4 de agosto de 2012

Festival do Ibo



A chegada à ilha do Ibo só se pode fazer duas vezes por dia, nas marés cheias! Nas marés vazias a água foge e só deixa a descoberto uma extensa área de mangal. Os barcos não conseguem chegar perto, nem dum lado, nem de outro.



Quando a água sobe e, à falta de um pontão, caminha-se até ao barco, gingando por entre o lodo que nos vai massajando os dedos dos pés. Dependendo da maré e da fase da lua molhamo-nos mais ou menos...mas garantidamente teremos água, pelo menos, até aos joelhos. Da última vez foi até às coxas, obrigando a uma gradual passagem dos pertences dos bolsos dos calções para cima.


 


O barco faz parte da carreira normal de transportes e leva de tudo: cabritos, motas, combustível, comidas. Fica ainda espaço para pessoas e bagagens... 

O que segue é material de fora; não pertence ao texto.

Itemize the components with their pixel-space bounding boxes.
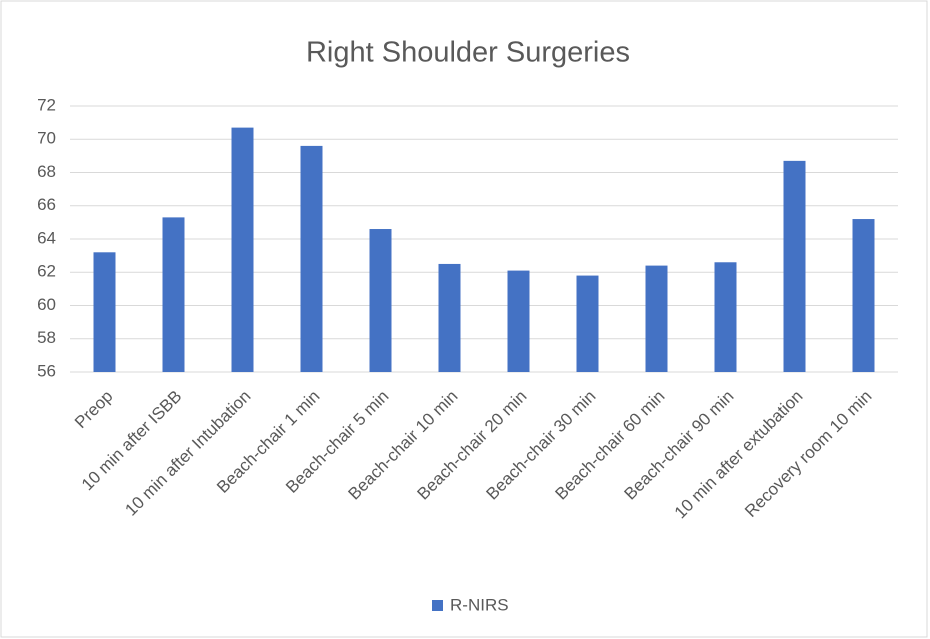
y-tick-label: 72 bbox=[37, 95, 56, 114]
y-tick-label: 60 bbox=[37, 295, 56, 314]
bar bbox=[645, 265, 668, 372]
bar bbox=[231, 127, 254, 372]
y-tick-label: 56 bbox=[37, 361, 56, 380]
bar bbox=[162, 217, 185, 372]
bar bbox=[852, 219, 875, 372]
bar bbox=[507, 270, 530, 372]
y-tick-label: 70 bbox=[37, 129, 56, 148]
y-tick-label: 64 bbox=[37, 228, 56, 247]
y-tick-label: 68 bbox=[37, 162, 56, 181]
bar bbox=[576, 275, 599, 372]
y-tick-label: 58 bbox=[37, 328, 56, 347]
y-tick-label: 62 bbox=[37, 262, 56, 281]
bar bbox=[714, 262, 737, 372]
bar bbox=[300, 145, 323, 372]
legend-label: R-NIRS bbox=[450, 595, 509, 614]
chart-title: Right Shoulder Surgeries bbox=[306, 37, 630, 69]
bar bbox=[783, 160, 806, 372]
legend-swatch bbox=[432, 600, 443, 611]
bar bbox=[438, 263, 461, 372]
y-tick-label: 66 bbox=[37, 195, 56, 214]
bar bbox=[369, 229, 392, 372]
bar bbox=[93, 252, 116, 372]
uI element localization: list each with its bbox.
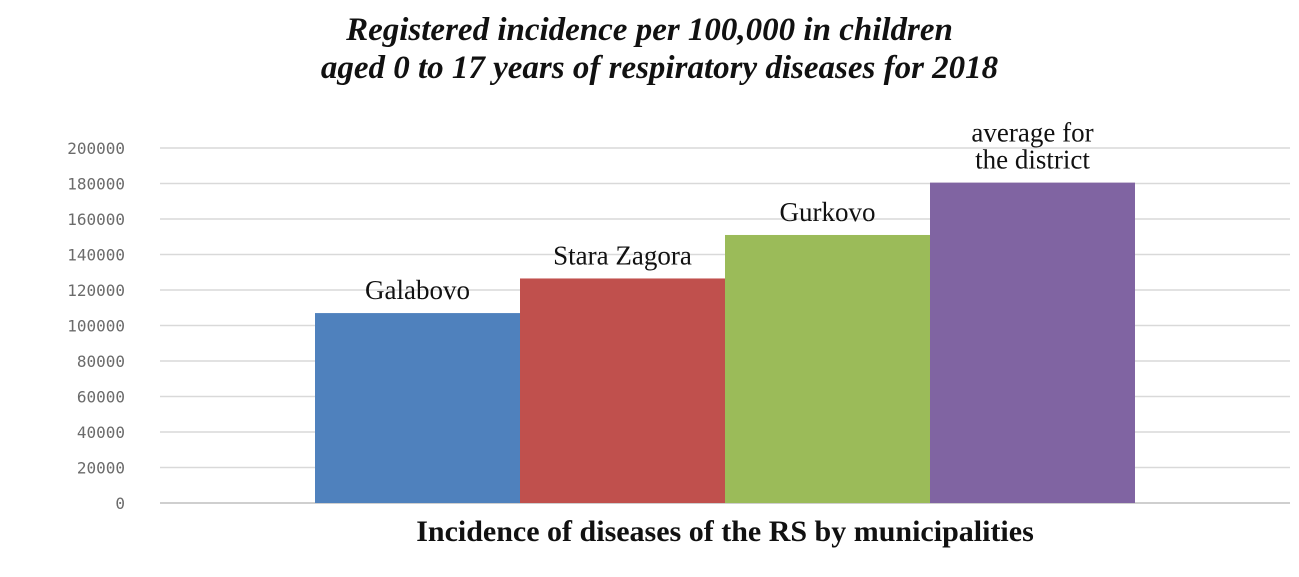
y-tick-label: 40000 — [77, 423, 125, 442]
category-label: Galabovo — [365, 275, 470, 305]
bar — [930, 182, 1135, 504]
y-tick-label: 60000 — [77, 388, 125, 407]
bar — [520, 278, 725, 503]
category-label: Gurkovo — [780, 197, 876, 227]
y-tick-label: 120000 — [67, 281, 125, 300]
y-tick-label: 140000 — [67, 246, 125, 265]
bar — [725, 234, 930, 503]
category-label: the district — [975, 145, 1090, 175]
y-tick-label: 200000 — [67, 139, 125, 158]
y-tick-label: 160000 — [67, 210, 125, 229]
x-axis-title: Incidence of diseases of the RS by munic… — [416, 515, 1034, 548]
y-tick-label: 80000 — [77, 352, 125, 371]
chart-title-line-1: Registered incidence per 100,000 in chil… — [346, 12, 953, 48]
chart-title-line-2: aged 0 to 17 years of respiratory diseas… — [320, 50, 999, 86]
y-tick-label: 20000 — [77, 459, 125, 478]
y-tick-label: 0 — [115, 494, 125, 513]
bar — [315, 313, 520, 503]
y-tick-label: 100000 — [67, 317, 125, 336]
category-label: average for — [971, 118, 1093, 148]
category-label: Stara Zagora — [553, 240, 692, 270]
y-tick-label: 180000 — [67, 175, 125, 194]
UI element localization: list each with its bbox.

Em linguagem técnica posso garantir que o barco viaja seguramente com calado máximo. Mas não é alarmante porque geralmente existe um membro da tripulação cuja função é tirar água do barco com um balde, do princípio ao fim da viagem!




Um ano e meio depois de termos estado no Ibo, duas observações:




Algo que se mantém: a navegação lenta e elegante dos barcos à vela na beleza dos mangais ao pôr-do-sol, ao nascer do sol ou durante o dia, ornamentados com a variação das nuvens e iluminações.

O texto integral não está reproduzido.